Il tient aussi à féliciter les juges, qui, pourtant, ne sont pas sous son autorité hiérarchique, contrairement aux procureur.es : « De la même façon, je veux rendre hommage aux magistrats du siège et aux greffiers qui pendant des heures et des heures ont répondu à ces exactions insupportables. […] Bien naturellement, la justice a été au rendez-vous de la fermeté que j’appelais de mes vœux. »
De fait, le 5 juillet, le ministère de la Justice annonçait avoir fait incarcérer 448 personnes sur les 585 passées en CI.
Pourtant — comme en 2005 —, la plupart des personnes jugées avaient un casier vierge et des garanties de représentation, ainsi que l’ont rapporté de nombreux témoins de ces audiences (par exemple Salle 5, à Grenoble, Rafik Chekkat, à Marseille, dans ce fil Twitter, ou Mediapart).
Autrement dit, leur profil judiciaire n’est pas si éloigné de celui des manifestant⋅es contre la réforme des retraites. Mais la distance sociale qui les sépare des gens de justice est bien plus grande :
Yamadou a un casier judiciaire vierge et il travaille. Il a arrêté ses études en seconde. « C’est dur de s’en sortir de là d’où je viens », tente-t-il d’expliquer. Une juge le coupe sèchement : « La première des choses, quand on veut s’insérer, c’est d’avoir des diplômes ! » Rarement planètes ont paru aussi éloignées. (Aux comparutions immédiates : « Bêtement, j’ai pris le mortier. Je voulais l’allumer, comme je l’avais jamais fait », Mediapart.)
Au-delà des propos tenus à l’audience, l’ignorance et le mépris des magistrat⋅es se mesure à la sévérité des peines prononcées, également influencées par la volonté de faire des exemples dans un contexte perçu comme critique :
Le procureur réclame une peine de huit mois de prison, avec mandat de dépôt, « au vu du contexte », « de la gravité des faits » et « pour dissuader les autres ». (Aux comparutions immédiates : « Bêtement, j’ai pris le mortier. Je voulais l’allumer, comme je l’avais jamais fait », Mediapart.)
La brutalité de de la répression judiciaire est au diapason de la réprobation quasi unanime que suscite ce soulèvement. Une large part de la classe politique a exprimé son dégoût, et bien souvent son racisme en parlant des « émeutiers ». Le président des Républicains, Éric Ciotti, demande une « réponse pénale implacable » : « Il faut des incarcérations quasi systématiques, des comparutions immédiates, que ces barbares soient mis hors d’état de nuire. » (Éric Ciotti estime qu’un « cap a été passé » dans un climat de « guérilla urbaine », Les Échos).
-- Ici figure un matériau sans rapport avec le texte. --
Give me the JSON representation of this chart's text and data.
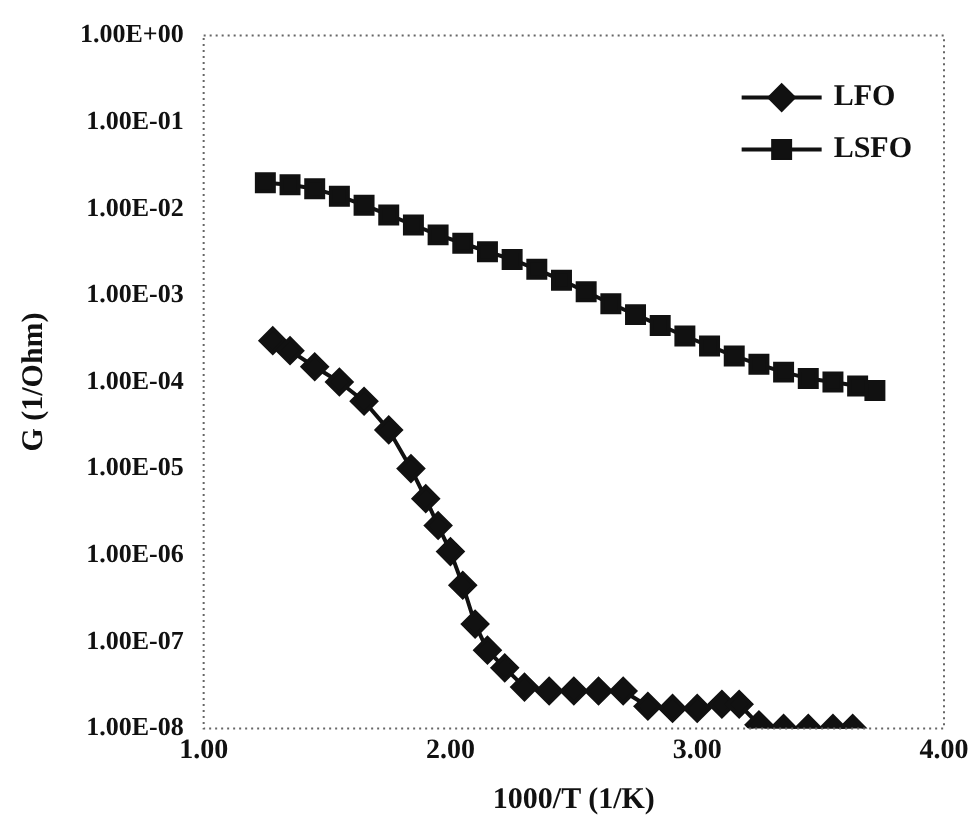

Très à l’aise dans cette ambiance, le président du groupe LR au Sénat, Bruno Retailleau, déclare sur France info le 5 juillet : « Certes, ce sont des Français, mais ce sont des Français par leur identité. Malheureusement, pour la deuxième, la troisième génération, il y a comme une sorte de régression vers les origines ethniques. » (Après les émeutes urbaines, l’inquiétante dérive de la droite républicaine, Le Monde)
La pression policière sur l’institution judiciaire a elle aussi été considérable : Alliance Police nationale, syndicat majoritaire, produit une série de tracts exigeant le respect de la présomption d’innocence pour le meurtrier de Nahel Merzouk et une « réponse pénale à la hauteur de la situation insurrectionnelle » pour les « nuisibles » et les « hordes sauvages ». La rhétorique martiale est assumée : « Aujourd’hui, les policiers sont au combat, car nous sommes en guerre. »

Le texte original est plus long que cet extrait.